Contentons nous de prendre appui sur une mémoire humaine pour se souvenir de cette alternative qui nous échoyait sans que nous en fassions des gorges chaudes. Pour le quotidien, la table en formica sans recours à la nappe, plus simple pour y passer ensuite un coup d'éponge salutaire et pour le repas d'exception, le bull-gomme et la nappe en tissu brodée aux initiales de la maîtresse de maison.

Nous ignorions alors que se posait dans les familles endimanchées la terrible question de l'agencement de ce dispositif incontournable. Dans quel sens placer le bull-gomme ? Il y avait deux écoles, deux clans irréconciliables. Les uns plaçaient les dessins face contre table pour éviter tout dérapage tandis que les autres, à la recherche d'un esthétisme discret de sous-couche, inversaient le sujet du débat.

Ce qui ne portait pas à contre-verse était la qualité de la face supérieure : une nappe en tissu épaisse, le plus souvent uni ou d'une sobriété à toute épreuve avec si possible, son assortiment de serviettes qui faisaient partie du trousseau. On ne plaisantait pas avec l'étiquette, alors que, faut-il le rappeler, la machine à laver le linge n'avait pas franchi le seuil de la maison.

Puis est arrivée la nappe en matière plastique et ses couleurs chatoyantes. Ce fut là une révolution sournoise qui brisa la solennité du repas dominical. Le décor eut vite fait d'imposer une rotation, un changement régulier ou conjoncturel. La nappe avait désormais des destinations calendaires. Celle du réveillon ne ressemblant en rien à celle des jours fériés.

Se posa alors l'épineux problème du rangement de ce nuancier de la gastronomie colorée. Les rouleaux en carton vinrent enrouler les nappes de différentes longueurs et de différents usages. La couleur avait mis les pieds sur la table, se contentant encore de la seule surface. Plus tard, avec un retour à plus de sobriété, ce sont les plats eux mêmes, les préparations culinaires qui jouèrent de la présentation chromatique.

Quant à la nappe, elle entra dans l'éphémère. L'exigence de changement permanent, la nécessité de se la jouer « Bonne franquette » vit surgit la nappe en papier, fongible et déchirable. Il faudrait être vendeur pour prétendre y voir un progrès. Les tables, pour peu qu'il en resta encore en chêne massif, eurent à se plaindre de ses prétentieuses qui ne remplissaient pas leur fonction première, l'époque étant à l'illusion.
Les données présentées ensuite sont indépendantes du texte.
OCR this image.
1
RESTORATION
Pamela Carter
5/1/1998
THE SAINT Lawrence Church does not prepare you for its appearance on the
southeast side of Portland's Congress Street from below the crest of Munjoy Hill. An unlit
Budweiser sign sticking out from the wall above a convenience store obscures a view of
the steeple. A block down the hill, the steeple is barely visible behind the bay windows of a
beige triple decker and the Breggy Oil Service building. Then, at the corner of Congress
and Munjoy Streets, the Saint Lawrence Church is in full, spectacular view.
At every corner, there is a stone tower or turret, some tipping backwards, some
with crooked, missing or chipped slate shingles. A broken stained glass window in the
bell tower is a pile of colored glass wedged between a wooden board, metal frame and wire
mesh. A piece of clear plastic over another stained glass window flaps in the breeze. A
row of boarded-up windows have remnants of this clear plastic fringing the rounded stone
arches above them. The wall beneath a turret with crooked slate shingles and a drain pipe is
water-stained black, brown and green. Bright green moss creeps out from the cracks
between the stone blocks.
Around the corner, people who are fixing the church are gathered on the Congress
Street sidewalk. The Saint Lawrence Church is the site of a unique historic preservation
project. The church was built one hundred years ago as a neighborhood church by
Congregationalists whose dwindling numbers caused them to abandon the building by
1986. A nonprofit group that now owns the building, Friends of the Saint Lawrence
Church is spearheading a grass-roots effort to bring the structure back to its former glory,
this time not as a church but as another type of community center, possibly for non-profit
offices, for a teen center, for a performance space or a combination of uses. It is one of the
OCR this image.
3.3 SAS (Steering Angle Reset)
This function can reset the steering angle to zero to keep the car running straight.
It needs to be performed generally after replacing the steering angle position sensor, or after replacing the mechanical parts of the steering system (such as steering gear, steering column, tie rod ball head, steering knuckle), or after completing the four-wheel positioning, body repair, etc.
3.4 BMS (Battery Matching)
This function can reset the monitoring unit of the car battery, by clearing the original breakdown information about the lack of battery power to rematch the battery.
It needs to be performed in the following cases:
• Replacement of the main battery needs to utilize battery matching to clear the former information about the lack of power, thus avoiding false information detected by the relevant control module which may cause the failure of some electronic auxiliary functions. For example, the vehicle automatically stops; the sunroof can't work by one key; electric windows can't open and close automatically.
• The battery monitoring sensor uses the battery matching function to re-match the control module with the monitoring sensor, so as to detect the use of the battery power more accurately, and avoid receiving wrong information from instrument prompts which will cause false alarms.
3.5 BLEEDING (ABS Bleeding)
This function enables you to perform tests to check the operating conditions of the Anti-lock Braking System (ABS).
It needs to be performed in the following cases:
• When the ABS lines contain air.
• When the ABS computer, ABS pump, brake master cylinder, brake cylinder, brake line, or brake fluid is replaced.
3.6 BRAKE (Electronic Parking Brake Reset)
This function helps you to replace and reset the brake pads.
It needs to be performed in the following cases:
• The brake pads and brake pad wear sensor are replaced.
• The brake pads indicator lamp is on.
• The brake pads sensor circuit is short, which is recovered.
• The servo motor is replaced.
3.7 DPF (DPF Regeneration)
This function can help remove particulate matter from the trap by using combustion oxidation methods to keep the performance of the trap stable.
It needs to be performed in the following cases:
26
Nous pensions avoir fait le tour de la question quand de plus malins se souvinrent du carré des officiers. Une association d'idées les conduisirent à concevoir le set de table, cette nappe individuelle qui annonça le règne de l'individualisme et la fin d'un repas durant lequel le partage était de mise. Avec ce maudit rectangle, tous les possibles se présentèrent à nous : de la photographie estivale au cliché personnel, de la publicité à la liste du menu, de l'abstraction indigeste au manque de goût.

Quant à sa composition, le set se permit toutes les déclinaisons possibles puisqu'il avait entamé de manière spectaculaire le déclin du repas cérémonieux. Même les restaurants suivirent ce mouvement, faisant alors œuvre de communication avant d'y poser une assiette maigrichonne. Se mettre à table passe désormais par la lecture du set ou pour le moins, par son admiration béate.

Je ne sais que vous dire si ce n'est que cette réduction de nappe me reste en travers de la gorge. Mais qu'importe, la prochaine étape est à venir et je dois achever ce pensum par des points de suspension qui vous laisseront sur votre faim.